"Addio campione". È il messaggio dedicato da Kessié a Willy Ta Bi, il calciatore ivoriano di 21 anni morto per un tumore che lo aveva aggredito al fegato. Il centrocampista del Milan mostra in diretta TV la t-shirt che aveva già preparato prima della partita. Lo fa subito dopo aver realizzato la rete del vantaggio dei rossoneri contro la Stella Rossa, nel ritorno dei sedicesimi di finale di Europa League. Perfetta l'esecuzione dal dischetto che spiazza il portiere serbo, poi contiene l'esultanza e lascia spazio a un momento di commozione raccolto intorno a una frase semplice riservata a quel ragazzo che ha visto il proprio sogno spezzato da una gravissima malattia. Quel brutto male che s'è sviluppato così in fretta ha reso inutile ogni tentativo di cura. È così che Kessié ha voluto onorare la memori del connazionale che – come lui – aveva vestito la maglia dell'Atalanta.

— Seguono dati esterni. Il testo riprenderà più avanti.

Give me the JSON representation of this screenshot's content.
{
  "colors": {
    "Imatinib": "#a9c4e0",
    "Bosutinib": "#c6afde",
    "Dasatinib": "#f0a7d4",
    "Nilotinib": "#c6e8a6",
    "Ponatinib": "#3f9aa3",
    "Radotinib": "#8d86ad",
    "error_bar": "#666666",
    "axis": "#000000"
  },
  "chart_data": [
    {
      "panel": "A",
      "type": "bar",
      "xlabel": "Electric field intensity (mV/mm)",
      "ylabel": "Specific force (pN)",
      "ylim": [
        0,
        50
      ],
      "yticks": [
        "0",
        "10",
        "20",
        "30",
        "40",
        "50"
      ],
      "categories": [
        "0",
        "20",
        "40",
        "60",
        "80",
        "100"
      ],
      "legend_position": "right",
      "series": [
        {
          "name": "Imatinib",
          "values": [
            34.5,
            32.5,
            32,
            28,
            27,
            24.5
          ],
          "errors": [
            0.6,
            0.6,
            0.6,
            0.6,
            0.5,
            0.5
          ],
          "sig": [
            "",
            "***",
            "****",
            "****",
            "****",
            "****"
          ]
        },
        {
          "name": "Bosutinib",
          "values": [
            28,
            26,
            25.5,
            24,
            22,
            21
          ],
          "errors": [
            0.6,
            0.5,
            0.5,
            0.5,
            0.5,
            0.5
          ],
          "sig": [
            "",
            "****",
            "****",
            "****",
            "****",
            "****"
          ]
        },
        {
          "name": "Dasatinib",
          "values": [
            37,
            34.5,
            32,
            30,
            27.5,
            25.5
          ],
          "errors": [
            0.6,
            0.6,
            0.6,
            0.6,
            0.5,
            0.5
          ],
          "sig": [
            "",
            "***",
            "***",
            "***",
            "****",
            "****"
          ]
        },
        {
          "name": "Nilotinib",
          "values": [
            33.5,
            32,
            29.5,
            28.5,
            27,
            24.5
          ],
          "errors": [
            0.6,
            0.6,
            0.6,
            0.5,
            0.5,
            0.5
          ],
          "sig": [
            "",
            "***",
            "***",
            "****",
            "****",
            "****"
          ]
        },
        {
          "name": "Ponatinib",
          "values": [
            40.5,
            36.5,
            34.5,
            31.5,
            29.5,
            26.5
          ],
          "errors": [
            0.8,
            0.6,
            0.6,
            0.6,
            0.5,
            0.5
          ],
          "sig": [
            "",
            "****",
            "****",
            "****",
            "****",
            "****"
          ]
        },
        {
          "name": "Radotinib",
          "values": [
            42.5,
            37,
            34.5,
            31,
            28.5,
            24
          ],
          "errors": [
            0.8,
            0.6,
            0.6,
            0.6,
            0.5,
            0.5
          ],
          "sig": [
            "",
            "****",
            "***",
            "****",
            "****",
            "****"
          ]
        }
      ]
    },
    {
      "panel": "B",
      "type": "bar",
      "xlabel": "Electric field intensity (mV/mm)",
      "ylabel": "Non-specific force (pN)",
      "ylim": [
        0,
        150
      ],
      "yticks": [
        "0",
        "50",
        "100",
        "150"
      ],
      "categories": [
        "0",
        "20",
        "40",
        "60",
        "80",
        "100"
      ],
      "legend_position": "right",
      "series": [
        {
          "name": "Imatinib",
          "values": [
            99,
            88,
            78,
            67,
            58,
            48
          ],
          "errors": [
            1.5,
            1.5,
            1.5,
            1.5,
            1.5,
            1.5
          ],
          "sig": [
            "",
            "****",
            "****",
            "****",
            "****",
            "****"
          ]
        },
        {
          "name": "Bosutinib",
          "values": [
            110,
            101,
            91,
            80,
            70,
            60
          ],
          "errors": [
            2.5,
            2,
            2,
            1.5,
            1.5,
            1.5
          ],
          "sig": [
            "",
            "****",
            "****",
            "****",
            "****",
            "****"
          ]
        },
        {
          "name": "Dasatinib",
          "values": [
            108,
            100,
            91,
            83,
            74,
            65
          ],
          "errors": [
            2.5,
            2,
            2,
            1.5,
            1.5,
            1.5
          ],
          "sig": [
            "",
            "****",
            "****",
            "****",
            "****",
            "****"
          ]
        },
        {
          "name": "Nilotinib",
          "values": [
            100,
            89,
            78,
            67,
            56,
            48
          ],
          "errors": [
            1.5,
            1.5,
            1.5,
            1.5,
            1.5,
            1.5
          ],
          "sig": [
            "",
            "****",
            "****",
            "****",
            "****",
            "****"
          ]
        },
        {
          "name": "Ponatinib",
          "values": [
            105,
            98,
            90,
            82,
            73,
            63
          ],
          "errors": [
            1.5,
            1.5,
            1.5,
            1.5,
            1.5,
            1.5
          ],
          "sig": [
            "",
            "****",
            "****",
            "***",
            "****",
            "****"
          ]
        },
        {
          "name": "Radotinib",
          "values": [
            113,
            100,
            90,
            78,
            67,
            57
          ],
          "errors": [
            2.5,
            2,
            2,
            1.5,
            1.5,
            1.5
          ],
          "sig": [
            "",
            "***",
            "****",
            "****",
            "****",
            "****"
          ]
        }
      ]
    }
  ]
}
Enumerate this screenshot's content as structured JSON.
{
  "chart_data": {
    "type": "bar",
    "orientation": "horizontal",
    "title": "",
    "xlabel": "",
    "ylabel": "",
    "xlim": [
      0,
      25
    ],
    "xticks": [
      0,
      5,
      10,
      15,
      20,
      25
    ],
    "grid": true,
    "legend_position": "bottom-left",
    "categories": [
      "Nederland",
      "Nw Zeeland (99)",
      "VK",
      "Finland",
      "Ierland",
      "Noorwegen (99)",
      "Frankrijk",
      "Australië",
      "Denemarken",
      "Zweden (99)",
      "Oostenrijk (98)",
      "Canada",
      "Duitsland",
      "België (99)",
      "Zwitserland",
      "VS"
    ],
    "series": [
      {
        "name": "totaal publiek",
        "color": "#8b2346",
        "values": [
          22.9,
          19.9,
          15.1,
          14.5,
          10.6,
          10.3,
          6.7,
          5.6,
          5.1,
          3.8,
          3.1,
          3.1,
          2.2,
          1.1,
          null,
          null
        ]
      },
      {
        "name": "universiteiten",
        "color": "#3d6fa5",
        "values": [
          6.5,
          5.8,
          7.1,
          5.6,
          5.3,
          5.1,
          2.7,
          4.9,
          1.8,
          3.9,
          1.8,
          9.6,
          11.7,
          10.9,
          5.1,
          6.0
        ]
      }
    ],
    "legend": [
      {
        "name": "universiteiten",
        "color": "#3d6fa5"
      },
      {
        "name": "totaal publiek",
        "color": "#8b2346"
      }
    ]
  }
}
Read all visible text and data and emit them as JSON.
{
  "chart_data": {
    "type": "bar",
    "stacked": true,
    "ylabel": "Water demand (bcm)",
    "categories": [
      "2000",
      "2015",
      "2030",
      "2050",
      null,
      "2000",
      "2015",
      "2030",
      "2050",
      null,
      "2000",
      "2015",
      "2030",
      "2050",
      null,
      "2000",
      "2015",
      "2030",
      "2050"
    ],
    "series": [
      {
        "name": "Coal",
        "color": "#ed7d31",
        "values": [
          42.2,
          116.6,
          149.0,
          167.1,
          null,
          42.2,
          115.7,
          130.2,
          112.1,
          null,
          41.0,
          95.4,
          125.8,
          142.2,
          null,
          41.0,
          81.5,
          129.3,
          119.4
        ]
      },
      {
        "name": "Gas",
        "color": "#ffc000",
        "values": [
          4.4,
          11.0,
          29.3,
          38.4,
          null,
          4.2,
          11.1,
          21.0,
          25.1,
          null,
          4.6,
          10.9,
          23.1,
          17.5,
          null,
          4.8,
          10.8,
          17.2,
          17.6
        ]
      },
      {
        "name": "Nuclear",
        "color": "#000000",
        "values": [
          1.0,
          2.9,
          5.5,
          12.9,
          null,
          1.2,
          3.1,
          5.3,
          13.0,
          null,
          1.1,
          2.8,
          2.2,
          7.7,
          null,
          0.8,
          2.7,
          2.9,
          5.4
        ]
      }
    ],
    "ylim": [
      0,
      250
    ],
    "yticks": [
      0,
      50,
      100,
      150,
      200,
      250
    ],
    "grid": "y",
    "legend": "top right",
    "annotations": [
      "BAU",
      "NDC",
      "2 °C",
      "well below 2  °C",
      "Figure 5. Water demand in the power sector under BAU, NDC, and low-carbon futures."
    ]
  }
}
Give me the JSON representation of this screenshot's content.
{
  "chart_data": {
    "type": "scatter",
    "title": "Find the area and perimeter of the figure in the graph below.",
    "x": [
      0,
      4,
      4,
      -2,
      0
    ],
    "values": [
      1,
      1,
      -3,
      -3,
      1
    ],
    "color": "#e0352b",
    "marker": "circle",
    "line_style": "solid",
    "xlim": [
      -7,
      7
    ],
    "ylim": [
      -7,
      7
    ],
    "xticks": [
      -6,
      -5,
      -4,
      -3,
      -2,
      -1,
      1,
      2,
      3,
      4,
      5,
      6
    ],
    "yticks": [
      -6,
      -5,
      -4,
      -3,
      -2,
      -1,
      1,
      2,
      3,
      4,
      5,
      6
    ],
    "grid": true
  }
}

Lo avevano fatto anche un altro ex nerazzurro, Dejan Kulusevski ("riposa in pace, amico") oltre alla stessa Atalanta in un giorno reso triste dalla notizia che in Italia era rimbalzata grazie a Diallo (adesso al Manchester United): era stato lui a condividere nelle proprie stories di Instagram il messaggio col quale annunciava il decesso dell'amico ed ex compagno nel settore giovanile della ‘dea'. C'era anche Ta Bi quando due anni fa la squadra orobica sollevò il Trofeo Primavera, di lui resta quella foto sorridente, felice per una vittoria che sembrava spalancargli le porte verso il futuro. "Riposa in pace, fratello", le parole del neo calciatore dello United. "Un destino crudele ha interrotto troppo presto un sogno che era cominciato proprio con la maglia nerazzurra nel gennaio del 2019 – il comunicato dell'Atalanta -. Gli erano bastati pochi mesi per ritagliarsi un ruolo da protagonista nella Primavera e contribuire a riportare lo scudetto a Bergamo, ma soprattutto per lasciare un grande ricordo di sé. Ciao Willy".